LADOT announces update to Vision Zero High Injury Network

This month, LADOT updated the Vision Zero High Injury Network (HIN), the network of city streets where we can make the biggest difference in our efforts to save lives. The update can be found on the City’s Geo Hub, our public platform for exploring and visualizing location-based open data.

The first iteration of the HIN launched in 2016 and was based on collision data available from 2009-2013. Though only 6% of Los Angeles’ street miles are on the HIN, we found that nearly seventy percent of all deaths and severe injuries of people walking occurred on this network. The HIN helps us focus our safety efforts, maximize resources and save lives.

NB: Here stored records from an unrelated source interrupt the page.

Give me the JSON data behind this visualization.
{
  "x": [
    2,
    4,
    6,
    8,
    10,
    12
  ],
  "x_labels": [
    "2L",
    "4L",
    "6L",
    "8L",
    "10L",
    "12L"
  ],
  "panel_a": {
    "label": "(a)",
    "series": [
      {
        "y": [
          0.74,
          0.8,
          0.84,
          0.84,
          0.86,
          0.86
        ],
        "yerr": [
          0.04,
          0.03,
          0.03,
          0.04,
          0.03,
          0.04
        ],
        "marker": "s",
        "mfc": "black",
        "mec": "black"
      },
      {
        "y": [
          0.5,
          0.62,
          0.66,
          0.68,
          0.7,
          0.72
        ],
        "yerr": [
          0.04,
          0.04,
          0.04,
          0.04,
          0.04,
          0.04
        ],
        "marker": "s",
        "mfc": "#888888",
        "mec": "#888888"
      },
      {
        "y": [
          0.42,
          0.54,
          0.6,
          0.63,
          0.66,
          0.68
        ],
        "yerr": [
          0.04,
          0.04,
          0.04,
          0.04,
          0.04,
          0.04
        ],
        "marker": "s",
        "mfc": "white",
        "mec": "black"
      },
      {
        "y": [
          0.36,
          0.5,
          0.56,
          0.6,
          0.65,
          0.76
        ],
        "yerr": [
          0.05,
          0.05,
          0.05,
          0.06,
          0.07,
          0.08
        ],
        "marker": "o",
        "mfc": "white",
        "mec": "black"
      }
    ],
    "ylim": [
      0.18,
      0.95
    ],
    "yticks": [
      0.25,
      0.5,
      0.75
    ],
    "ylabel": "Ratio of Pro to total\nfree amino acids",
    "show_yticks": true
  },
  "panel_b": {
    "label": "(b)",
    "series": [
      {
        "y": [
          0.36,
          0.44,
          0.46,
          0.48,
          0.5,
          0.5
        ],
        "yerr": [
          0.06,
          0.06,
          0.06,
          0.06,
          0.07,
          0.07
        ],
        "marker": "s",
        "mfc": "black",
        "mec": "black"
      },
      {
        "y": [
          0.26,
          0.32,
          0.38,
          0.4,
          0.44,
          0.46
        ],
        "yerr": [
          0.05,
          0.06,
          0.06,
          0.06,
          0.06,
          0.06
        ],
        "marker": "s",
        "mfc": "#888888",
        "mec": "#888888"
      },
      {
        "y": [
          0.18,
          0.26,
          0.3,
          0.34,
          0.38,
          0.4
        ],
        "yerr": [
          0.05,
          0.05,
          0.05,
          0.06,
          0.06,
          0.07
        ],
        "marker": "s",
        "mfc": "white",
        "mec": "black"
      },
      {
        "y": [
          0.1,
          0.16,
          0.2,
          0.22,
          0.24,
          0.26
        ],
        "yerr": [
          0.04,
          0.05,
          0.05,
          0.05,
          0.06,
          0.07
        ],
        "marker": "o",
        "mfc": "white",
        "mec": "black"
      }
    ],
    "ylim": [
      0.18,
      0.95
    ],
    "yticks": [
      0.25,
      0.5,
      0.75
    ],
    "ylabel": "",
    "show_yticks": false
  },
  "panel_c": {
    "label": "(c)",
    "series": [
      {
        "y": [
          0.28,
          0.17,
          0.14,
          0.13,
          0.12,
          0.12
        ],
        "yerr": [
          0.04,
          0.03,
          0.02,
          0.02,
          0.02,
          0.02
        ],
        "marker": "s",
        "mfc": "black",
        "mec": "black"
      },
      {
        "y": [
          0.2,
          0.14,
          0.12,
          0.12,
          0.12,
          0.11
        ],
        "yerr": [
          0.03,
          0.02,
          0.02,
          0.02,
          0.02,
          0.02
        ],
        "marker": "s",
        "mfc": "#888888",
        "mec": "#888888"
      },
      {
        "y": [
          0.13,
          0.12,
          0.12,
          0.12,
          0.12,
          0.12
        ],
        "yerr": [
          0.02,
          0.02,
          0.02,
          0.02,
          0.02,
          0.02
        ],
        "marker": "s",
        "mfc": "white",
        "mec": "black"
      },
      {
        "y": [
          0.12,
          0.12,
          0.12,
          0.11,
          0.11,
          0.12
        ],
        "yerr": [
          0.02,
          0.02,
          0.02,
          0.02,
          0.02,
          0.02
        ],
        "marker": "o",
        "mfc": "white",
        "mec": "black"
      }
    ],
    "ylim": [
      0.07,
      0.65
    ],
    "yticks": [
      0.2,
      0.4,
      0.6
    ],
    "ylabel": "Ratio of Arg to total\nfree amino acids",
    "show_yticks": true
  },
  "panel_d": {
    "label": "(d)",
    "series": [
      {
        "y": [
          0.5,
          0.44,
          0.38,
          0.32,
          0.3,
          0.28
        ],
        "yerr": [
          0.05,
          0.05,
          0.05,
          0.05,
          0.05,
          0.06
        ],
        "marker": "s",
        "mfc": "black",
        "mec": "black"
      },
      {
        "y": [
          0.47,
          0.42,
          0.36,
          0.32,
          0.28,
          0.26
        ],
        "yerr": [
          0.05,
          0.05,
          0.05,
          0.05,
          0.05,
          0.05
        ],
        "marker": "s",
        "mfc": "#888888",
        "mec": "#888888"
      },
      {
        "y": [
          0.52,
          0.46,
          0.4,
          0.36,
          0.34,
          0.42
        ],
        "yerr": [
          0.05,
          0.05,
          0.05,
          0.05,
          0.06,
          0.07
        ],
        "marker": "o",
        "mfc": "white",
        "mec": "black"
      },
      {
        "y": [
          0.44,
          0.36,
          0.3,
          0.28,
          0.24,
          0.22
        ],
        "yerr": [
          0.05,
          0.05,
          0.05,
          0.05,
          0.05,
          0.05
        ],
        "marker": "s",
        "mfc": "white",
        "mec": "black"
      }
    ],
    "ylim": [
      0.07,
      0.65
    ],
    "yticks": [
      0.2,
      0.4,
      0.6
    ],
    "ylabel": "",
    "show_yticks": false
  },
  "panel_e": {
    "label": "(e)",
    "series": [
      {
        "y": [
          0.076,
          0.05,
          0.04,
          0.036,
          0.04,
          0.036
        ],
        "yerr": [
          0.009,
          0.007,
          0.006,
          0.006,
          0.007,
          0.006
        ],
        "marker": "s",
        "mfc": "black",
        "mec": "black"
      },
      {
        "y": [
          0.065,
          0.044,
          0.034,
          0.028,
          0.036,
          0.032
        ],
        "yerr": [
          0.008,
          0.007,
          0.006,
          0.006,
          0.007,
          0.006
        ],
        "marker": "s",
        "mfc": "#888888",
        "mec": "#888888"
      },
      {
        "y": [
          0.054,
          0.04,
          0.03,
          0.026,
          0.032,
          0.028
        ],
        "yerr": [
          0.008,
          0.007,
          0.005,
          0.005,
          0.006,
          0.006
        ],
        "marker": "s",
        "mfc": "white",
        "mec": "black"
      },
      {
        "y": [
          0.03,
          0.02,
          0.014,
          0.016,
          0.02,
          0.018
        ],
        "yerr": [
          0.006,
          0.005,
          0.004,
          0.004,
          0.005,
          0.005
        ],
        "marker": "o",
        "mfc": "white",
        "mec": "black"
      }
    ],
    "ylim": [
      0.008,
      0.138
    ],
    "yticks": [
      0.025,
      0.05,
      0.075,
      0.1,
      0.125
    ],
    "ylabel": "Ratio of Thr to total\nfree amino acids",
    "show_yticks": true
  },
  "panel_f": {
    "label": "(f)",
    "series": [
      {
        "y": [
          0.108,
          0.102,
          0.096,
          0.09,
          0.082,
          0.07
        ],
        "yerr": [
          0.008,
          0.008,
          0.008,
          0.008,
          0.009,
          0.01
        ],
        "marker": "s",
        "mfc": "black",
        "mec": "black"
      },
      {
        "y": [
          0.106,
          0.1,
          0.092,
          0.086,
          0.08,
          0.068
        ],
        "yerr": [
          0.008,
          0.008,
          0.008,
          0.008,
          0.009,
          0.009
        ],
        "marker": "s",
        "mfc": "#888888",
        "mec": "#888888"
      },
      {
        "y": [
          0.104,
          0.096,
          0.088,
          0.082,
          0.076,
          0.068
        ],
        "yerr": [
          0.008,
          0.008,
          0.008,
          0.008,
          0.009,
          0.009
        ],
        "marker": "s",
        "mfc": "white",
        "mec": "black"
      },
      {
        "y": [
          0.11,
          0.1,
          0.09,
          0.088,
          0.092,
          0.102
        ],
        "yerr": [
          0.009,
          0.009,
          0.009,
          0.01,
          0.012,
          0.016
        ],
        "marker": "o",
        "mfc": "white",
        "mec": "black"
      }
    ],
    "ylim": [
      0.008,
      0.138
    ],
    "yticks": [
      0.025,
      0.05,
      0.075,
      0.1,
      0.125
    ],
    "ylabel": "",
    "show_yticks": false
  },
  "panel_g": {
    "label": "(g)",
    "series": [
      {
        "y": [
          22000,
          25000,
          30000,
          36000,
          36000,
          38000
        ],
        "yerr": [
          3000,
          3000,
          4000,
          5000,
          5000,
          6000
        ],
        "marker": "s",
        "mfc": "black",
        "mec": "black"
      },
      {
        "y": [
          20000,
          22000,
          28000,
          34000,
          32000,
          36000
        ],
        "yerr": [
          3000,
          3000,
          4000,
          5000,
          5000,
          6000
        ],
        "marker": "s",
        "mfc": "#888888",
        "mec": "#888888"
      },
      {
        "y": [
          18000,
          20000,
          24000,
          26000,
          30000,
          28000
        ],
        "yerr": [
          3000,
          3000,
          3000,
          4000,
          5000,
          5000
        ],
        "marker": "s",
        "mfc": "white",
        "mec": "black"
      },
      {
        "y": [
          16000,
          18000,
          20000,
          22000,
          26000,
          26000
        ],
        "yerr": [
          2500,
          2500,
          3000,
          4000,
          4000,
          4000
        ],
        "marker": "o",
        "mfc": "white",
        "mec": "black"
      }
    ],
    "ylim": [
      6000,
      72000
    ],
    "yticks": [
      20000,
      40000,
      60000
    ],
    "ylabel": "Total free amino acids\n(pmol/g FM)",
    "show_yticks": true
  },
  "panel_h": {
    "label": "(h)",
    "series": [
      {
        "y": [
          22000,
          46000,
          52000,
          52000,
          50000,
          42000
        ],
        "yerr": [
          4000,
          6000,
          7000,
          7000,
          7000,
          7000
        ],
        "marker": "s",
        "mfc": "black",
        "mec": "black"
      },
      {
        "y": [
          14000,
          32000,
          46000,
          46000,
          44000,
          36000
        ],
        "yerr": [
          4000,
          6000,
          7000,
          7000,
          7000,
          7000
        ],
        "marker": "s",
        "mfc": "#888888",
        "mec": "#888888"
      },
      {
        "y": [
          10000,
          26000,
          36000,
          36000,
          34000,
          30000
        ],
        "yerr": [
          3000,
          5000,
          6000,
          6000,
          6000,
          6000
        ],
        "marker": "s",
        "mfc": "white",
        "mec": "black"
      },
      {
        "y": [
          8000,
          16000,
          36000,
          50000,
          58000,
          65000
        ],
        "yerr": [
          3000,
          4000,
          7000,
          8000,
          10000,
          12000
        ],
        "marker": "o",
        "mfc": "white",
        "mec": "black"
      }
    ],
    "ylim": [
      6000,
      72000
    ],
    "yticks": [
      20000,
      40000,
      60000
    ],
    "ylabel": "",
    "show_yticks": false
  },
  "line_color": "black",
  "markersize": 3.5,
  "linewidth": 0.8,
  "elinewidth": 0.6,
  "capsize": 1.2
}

Vision Zero’s 2017 Action Plan called for an update of the City’s High-Injury Network using new collision data made available by the Statewide Integrated Traffic Records System (SWITRS). As a first step, we mapped fatalities and serious injury collisions (KSIs) involving people walking and bicycling using the most recent data (2012-2016). With this new data set, we found that the corridors with a high density of KSIs from 2012-2016 were nearly the same as the HIN corridors identified previously. This information will be used to identify a new round of priority corridors for safety improvements.

Many of the Vision Zero improvements on the High Injury Network began installation in May 2017 and safety data over that time has not yet been included in our High Injury Network analysis (SWITRS data from 2017 and 2018). Where we’ve made Vision Zero improvements and have available safety data, like the Hollywood and Highland intersections, we’ve seen positive results. See attn. Media’s coverage of the scramble here. As new data becomes available and incorporated, we hope to see fatalities decline and remove streets from the HIN.

Changes to the HIN

Our HIN updates can be categorized into the following types:

  • Additions: We identified three new streets (6th St, Glenoaks Blvd, and Glendale Blvd) that witnessed a high number of KSI collisions between 2012 and 2016 yet were not part of the original HIN. Seventeen KSI collisions involving a pedestrian or a bicyclist occurred on just 2.8 miles of these streets in the last 5 years.
  • Extensions: We also saw that a high number of bicycle and pedestrian collisions occurred at the edges of the existing HIN. To capture these new hotspots of collision activity, we have extended 13 of the existing HIN corridors.
  • Connections: We identified two streets (Vanowen St and Central Ave) where we connected existing HIN corridors based on the newer collision data.

High Injury Network Changes

 

Street To/From HIN Modification Miles Bicycle and Pedestrian  KSI Collisions KSIs per Mile
6th St. Ogden Dr./Cochran Ave. New Corridor 0.7 6 8.6
Glenoaks Blvd. Peoria St./Roscoe Blvd. New Corridor 1.6 7 4.4
Glendale Blvd. Revere Ave./Glenhurst St. New Corridor 0.5 4 8.0
48th St. Crenshaw Blvd./Western Ave. Extension 1.2 6 5.0
Vanowen St. Woodman Ave./Ethel Ave. Connection 0.8 3 3.8
Vanowen St. Hatillo Ave./De Soto Ave. Extension 1.2 5 4.2
Nordhoff St. Haskell Ave./Reseda Blvd Extension 1.8 7 3.9
Riverside Dr. Laurelgrove Ave. /Van Nuys Blvd. Extension 2.7 6 2.2
Ventura Blvd. Topanga Canyon/Fallbrook Ave. Extension 0.9 4 4.4
Normandie Ave. Melrose Ave./Beverly Blvd. Extension 0.5 5 10.0
Beverly Blvd. Bonnie Brae St./Rampart Blvd. Extension 0.5 5 10.0
Olympic Blvd. Crenshaw Blvd./La Brea Ave. Extension 1.3 6 4.6
Washington Blvd. La Brea Ave./Redondo Blvd. Extension 0.3 4 13.3
Vermont Ave. 88th St./120th St. Extension 2.4 9 3.8
Central Ave. Slauson Blvd./Manchester Ave. Connection 2.1 10 4.8
Cesar E Chavez Ave Keller St./ Vignes St Extension 0.3 5 16.7
Total: 18.8 92 4.9

 

In total, these additions to the HIN cover 19 miles, but account for over 90 bicycle and pedestrian KSI collisions in the last 5 years. After making these modifications to the network, the share of bicycle and pedestrian KSIs on the HIN remains at roughly two-thirds (64 percent).